There is no way I would ever authorize DevSecOps to pass a parameter at the command line that passes in sensitive information. Besides the fact the OS will write that out to the history file and keep it in the process list, it's just bad appsec to rely on credentials that have to be managed in command line execution.

Using .env files isn't that great an option either, as the secrets are still in a plaintext format. The concept of Secret Variables that are encrypted at rest is a much better approach. I don't know enough about Electron's safeStorage library to understand how hard it would be to import that into the CLI. However, I think it would be worth investigating to see how difficult it would be. I can already imagine headaches related to the fact it would be bound to the user's keyring, making decryption difficult. However, maybe there are alternative ways to accomplish this where the key itself could be used outside of Electron.

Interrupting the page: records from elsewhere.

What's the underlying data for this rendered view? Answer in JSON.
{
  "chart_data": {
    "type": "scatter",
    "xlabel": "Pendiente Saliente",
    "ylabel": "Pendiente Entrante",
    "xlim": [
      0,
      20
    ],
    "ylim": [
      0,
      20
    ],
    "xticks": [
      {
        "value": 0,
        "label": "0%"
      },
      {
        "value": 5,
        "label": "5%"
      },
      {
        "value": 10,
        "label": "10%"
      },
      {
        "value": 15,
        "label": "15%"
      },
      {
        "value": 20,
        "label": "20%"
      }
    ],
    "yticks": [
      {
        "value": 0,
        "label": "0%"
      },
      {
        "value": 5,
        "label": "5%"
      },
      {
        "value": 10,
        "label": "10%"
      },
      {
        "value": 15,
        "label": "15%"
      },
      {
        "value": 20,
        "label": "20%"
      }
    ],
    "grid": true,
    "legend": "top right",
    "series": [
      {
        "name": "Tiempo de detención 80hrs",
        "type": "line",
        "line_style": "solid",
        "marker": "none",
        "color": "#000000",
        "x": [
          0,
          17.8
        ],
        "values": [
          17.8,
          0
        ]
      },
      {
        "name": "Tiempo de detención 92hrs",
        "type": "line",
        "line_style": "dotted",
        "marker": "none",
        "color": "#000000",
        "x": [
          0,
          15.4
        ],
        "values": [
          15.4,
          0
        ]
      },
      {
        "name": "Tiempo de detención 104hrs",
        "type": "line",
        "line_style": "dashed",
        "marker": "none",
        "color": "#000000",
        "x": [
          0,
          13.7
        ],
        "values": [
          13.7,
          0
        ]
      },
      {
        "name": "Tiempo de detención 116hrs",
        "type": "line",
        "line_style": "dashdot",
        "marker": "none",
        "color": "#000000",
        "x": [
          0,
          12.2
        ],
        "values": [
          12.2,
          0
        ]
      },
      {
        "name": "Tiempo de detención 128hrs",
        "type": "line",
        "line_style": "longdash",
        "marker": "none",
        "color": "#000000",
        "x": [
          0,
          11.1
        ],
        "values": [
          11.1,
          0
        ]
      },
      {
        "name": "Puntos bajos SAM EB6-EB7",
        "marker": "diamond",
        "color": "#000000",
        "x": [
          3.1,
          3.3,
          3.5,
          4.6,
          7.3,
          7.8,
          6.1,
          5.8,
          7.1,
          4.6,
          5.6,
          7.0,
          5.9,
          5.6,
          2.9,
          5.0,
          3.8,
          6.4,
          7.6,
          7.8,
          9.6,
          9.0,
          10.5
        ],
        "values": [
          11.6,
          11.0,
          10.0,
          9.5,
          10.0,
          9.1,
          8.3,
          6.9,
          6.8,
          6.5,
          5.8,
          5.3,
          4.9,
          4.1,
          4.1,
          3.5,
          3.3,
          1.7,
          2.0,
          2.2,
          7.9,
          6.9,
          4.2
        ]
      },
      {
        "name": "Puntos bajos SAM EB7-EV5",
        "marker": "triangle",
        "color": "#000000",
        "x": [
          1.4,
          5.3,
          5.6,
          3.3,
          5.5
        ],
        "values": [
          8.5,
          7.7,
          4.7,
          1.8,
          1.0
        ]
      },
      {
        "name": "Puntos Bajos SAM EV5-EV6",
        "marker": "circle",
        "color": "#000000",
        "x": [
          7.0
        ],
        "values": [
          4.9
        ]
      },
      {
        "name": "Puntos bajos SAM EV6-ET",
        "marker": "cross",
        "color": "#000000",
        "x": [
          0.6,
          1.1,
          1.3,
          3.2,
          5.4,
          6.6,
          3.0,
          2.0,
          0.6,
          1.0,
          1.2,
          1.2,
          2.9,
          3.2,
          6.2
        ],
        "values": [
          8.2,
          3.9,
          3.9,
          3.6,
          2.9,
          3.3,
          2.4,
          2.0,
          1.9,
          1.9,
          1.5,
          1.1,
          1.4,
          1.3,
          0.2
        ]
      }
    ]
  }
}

Alternatively, if dotenv files are the right answer, then I would HIGHLY recommend that you ACL those files tightly to ensure that the principle of least privilege is followed. And then #2009 should come into play and allow {{process.env.VarName}} syntax to become a resolvable artifact in the UI.

I see you removed the bug tag from the issue. However, if you really believe this is the desired behavior you want to support then I HIGHLY recommend you update the docs at https://docs.usebruno.com/secrets-management/secret-variables and make it clear Secret Variables will never be usable in BRU CLI.

platform-kit commented 4 months ago

@helloanoop where did you get on this?

I am a long time Bruno user but just now using bruno cli to automate tests.... surprised there is no way to pass ENV from a local directory.

Seems like it should be an easy fix to allow the end user to pass a local path instead of the OS-specific one, so that ENV configs can live in the project and be part of version control...

vaibhav0461 commented 3 months ago

@helloanoop How to pass multiple environment variables in Bruno CLI.. I am able to run Collection bru run --env environment_name --env-var client-id='XXX'

But I want to pass client-secret also along with client-id in CLI how is it possible?

joeng03 commented 2 months ago

Hi @helloanoop @DanaEpp ,

While working with Bruno on a project, I encountered the need to securely store and manage credentials. To address this, I devised a solution that involves encrypting credentials for storage and decrypting them when executing the Bruno CLI. The decrypted credentials are then passed into the process environment, and the handler function from @usebruno/cli/src/commands/run is called directly to run the tests without using the command line. Here is the implementation:

import { handler } from "@usebruno/cli/src/commands/run";

// Decrypted credentials are assigned to the process environment
const credentials = <LOAD_AND_DECRYPT_CREDENTIALS>;
Object.assign(process.env, credentials);

// Call the handler function with the necessary parameters
handler({
    env: <ENVIRONMENT>,
    cacert: <CA_CERT_PATH>,
    output: <OUTPUT_PATH>,
    format: <FORMAT>,
    // Other necessary options
});

Feel free to reach out if you have any questions or need further clarification about this approach!